Both are extremely useful if you want to produce softer, riper, more approachable wines without the impression of heat on the palate. Picking later, one of the key winemaking trends of the past 20 years, means you get physiological ripeness as well as sugar ripeness, but the latter can get out of hand. If it does, the technology is there to help – at the push of a button.
One future possibility is the development of genetically modified yeasts that convert sugar to alcohol at a lower rate, but given the widespread opposition to GMOs in Europe – typified by the recent attack on a vineyard by 60 protesters at the French National Institute for Agronomic Research, near Colmar – this seems unlikely.
Actually, there’s another solution but it’s almost as controversial as GMOs.
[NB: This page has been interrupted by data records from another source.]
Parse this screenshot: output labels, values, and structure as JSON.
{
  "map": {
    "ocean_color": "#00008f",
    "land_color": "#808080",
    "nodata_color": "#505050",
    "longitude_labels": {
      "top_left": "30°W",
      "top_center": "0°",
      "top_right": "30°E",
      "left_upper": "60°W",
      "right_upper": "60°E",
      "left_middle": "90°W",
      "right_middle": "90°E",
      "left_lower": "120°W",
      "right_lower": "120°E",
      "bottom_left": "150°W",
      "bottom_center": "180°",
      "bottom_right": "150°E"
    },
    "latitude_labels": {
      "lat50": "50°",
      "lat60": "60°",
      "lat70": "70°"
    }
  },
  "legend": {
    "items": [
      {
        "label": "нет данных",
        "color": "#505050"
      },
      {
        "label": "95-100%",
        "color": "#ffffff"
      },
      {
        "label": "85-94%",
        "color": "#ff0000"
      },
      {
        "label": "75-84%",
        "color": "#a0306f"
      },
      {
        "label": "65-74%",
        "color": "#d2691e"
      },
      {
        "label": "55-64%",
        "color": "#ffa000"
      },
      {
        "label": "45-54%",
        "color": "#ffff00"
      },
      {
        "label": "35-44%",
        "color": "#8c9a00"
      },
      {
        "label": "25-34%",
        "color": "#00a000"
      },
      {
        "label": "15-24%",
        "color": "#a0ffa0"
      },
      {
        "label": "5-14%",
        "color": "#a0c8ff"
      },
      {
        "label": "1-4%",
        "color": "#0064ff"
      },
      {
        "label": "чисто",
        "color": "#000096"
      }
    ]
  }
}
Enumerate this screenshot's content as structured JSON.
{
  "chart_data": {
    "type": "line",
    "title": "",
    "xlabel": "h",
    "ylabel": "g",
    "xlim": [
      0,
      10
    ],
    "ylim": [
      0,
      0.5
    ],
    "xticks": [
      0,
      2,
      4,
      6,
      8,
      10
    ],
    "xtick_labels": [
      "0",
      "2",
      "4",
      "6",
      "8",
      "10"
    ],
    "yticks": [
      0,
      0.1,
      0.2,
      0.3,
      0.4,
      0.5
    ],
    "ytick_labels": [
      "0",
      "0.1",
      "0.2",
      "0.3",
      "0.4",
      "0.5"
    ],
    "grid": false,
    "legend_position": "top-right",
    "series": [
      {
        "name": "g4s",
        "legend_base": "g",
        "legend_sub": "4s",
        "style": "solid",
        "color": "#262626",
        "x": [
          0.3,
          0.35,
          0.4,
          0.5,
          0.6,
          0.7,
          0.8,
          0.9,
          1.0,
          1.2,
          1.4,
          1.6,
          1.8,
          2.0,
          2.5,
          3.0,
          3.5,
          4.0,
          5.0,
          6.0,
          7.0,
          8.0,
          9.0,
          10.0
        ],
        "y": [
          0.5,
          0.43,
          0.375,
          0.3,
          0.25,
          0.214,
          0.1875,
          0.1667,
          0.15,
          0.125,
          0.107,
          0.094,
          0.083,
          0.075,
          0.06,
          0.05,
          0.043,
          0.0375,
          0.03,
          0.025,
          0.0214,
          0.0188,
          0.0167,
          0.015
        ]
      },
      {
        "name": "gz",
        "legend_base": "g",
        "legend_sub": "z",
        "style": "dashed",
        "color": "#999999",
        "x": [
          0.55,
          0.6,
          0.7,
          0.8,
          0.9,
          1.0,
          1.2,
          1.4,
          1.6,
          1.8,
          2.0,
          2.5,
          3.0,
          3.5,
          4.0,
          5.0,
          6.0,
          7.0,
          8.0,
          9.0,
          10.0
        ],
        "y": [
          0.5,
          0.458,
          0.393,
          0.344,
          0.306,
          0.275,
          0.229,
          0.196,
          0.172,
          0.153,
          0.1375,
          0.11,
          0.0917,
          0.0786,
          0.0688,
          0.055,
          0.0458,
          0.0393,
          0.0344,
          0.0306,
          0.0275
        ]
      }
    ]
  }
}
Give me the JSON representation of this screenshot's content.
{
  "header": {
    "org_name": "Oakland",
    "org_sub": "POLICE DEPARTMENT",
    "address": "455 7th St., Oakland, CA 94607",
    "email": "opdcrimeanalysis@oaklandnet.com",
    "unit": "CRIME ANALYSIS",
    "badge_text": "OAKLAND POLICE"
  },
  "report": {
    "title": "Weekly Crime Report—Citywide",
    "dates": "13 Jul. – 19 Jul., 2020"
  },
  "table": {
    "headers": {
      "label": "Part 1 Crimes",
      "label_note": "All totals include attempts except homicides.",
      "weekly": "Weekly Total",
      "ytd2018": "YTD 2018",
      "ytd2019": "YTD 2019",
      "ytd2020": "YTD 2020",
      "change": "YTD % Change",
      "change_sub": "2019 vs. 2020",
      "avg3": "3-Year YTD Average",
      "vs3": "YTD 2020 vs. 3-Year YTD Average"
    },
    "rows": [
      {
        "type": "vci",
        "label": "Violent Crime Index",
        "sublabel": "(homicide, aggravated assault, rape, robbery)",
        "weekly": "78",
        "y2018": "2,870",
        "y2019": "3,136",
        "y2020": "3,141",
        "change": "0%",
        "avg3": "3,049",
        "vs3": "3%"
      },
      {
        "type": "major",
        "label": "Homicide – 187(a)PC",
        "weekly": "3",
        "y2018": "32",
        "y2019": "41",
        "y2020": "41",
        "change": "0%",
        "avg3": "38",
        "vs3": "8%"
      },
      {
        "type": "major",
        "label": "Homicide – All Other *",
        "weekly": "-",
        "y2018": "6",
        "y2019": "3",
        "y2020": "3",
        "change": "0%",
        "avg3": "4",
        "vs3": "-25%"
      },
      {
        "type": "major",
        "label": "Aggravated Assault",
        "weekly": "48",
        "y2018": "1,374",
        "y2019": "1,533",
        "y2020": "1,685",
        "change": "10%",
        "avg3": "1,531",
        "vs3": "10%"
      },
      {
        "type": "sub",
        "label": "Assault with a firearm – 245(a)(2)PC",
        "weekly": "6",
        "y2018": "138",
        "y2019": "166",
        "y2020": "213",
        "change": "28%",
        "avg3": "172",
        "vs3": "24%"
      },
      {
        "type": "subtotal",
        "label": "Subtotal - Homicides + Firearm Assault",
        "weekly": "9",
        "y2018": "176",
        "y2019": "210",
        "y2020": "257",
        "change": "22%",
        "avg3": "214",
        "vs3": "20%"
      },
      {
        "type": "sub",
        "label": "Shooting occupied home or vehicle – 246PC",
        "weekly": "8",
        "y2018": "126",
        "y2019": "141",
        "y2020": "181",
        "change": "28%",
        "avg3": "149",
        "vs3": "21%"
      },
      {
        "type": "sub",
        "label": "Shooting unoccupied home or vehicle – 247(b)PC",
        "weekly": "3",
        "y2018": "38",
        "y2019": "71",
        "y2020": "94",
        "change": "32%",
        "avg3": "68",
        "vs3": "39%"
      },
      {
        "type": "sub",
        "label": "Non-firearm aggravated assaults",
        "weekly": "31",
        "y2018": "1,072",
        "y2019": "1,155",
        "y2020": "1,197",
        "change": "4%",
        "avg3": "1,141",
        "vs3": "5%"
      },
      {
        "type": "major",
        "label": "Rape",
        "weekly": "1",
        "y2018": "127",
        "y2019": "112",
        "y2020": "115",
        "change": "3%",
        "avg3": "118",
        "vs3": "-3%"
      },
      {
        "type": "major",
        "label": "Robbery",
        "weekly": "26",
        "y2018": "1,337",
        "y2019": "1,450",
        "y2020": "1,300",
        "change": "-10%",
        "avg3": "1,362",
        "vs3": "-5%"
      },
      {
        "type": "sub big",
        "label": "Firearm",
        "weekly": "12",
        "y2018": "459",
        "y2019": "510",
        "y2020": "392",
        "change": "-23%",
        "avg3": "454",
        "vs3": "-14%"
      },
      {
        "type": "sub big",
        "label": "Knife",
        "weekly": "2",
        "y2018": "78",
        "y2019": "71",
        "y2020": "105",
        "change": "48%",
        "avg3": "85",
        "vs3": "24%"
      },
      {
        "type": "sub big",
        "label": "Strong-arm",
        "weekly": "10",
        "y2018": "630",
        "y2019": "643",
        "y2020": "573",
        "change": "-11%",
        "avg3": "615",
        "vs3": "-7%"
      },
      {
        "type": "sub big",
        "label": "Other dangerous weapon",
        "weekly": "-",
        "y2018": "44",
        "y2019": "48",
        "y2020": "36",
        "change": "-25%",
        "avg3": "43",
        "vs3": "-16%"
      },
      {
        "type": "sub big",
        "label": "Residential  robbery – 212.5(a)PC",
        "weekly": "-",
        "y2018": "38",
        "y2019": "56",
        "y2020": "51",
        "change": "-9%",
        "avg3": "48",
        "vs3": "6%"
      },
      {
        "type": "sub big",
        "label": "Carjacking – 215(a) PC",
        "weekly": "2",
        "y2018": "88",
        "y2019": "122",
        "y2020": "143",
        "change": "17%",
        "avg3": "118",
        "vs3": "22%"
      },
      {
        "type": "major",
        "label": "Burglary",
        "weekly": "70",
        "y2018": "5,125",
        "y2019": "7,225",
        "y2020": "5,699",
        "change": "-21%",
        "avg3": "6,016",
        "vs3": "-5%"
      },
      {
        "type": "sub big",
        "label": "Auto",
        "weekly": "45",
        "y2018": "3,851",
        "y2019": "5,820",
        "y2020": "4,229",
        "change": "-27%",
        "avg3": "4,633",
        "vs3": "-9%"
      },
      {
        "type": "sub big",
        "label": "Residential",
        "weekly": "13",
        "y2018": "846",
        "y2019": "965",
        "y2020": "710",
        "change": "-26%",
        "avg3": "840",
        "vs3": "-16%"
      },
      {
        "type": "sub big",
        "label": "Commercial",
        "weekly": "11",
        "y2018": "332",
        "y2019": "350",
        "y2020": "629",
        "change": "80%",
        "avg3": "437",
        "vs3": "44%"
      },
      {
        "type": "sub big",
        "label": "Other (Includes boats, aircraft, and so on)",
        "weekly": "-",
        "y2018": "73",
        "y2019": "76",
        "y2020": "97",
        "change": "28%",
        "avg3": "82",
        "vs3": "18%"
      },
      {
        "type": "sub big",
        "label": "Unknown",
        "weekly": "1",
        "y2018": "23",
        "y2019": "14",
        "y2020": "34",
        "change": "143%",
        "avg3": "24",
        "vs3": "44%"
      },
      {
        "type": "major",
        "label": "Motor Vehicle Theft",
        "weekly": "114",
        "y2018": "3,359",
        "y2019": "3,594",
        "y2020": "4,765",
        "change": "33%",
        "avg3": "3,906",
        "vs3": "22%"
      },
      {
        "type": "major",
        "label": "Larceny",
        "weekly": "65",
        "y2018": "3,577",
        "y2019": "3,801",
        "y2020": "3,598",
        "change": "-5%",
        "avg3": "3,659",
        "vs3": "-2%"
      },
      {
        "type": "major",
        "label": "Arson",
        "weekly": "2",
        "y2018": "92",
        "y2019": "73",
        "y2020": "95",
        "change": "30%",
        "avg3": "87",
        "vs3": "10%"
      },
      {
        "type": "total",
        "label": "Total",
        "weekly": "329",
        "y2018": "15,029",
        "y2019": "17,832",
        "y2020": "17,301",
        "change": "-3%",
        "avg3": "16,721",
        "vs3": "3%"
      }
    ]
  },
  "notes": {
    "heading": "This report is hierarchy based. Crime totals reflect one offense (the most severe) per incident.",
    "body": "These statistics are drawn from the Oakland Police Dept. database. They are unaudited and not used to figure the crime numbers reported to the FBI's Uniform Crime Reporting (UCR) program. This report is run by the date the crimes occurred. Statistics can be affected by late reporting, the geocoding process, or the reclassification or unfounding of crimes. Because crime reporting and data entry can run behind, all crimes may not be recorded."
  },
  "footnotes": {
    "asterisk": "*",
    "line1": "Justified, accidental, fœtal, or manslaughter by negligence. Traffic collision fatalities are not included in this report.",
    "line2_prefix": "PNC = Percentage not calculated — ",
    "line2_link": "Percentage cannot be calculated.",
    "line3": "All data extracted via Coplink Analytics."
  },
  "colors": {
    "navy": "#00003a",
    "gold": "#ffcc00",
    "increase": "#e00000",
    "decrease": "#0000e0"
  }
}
I’m talking about the addition of water to must. The practice is illegal in the European Union and, as far as I know, in every other part of the world, but is more widespread than you might imagine. When I did a vintage in California in the 1990s, the winemaker gave me a hose and told me to point it at a vat of fermenting must. “You see that spot on the cap,” he said. “It’s filthy. Keep cleaning it with water until I tell you to stop.”?Australians, too, traditionally made frequent use of what they variously termed “the long black snake”, “neutral dry white” or “grape-free extract”. But the practice is rarer these days, especially among companies which export their wines to the EU. “The Germans are particularly hot on testing wines to see if water has been added,” one Aussie winemaker confirms, “so you’d be mad to do it.” That may be but, given the drought conditions of the past few years and the ongoing effects of climate change, adding water to wine may soon be back in fashion.
Does this explain the proposal by Wine Cellars South Africa (a group which represents most of the co-operatives and big-volume producers to the Wine & Spirit Board) to legalise such a thing? The reaction to the proposal has been one of outrage in official EU quarters, but is the controlled addition of water to must any worse than using a spinning cone? After all, there is already a 3% tolerance for water when it’s used to dissolve bentonite and other chemicals.
It’s hard to disagree with André Morgenthal, communications manager of Wines of South Africa, who argues that it’s a “softer manipulation”. He says that if the proposal is ratified next year – and that’s a huge if – the process will be “carried out under very strict conditions” and will be restricted to a maximum of 15% of the volume of the must.
Even if it secures the support of the entire Cape wine industry, the measure will be rejected if the South African government fails to establish a bilateral agreement with the EU. “If the EU says no,” Morgenthal adds, “it won’t swing.” It’s easy to understand why. Roughly 80% of South Africa’s wine exports are to the EU and it wouldn’t want to jeopardise that.
The South African proposal deserves to be taken seriously by the EU and by the wine trade. It should be part of a broader discussion, not only about reducing alcohol levels to meet the growing consumer demand for lighter-bodied wines, but also about additives in general.
We all know that a little learning can be dangerous – scare stories about the addition of fish bladders are all too easy to write. But wine is a natural product, give or take the addition of fining agents, sulphur dioxide, oak chips and (sometimes) tartaric and/or malic acid, and water is part of that. Greater transparency, supported by ingredients listing, should be beneficial, not a threat.
Adding water to must in legally controlled amounts to improve the balance of the finished wine should be regarded as part of the winemaking process, not as cheating. After all, water already makes up more than 80% of the volume of every wine we drink. Can someone please tell the EU?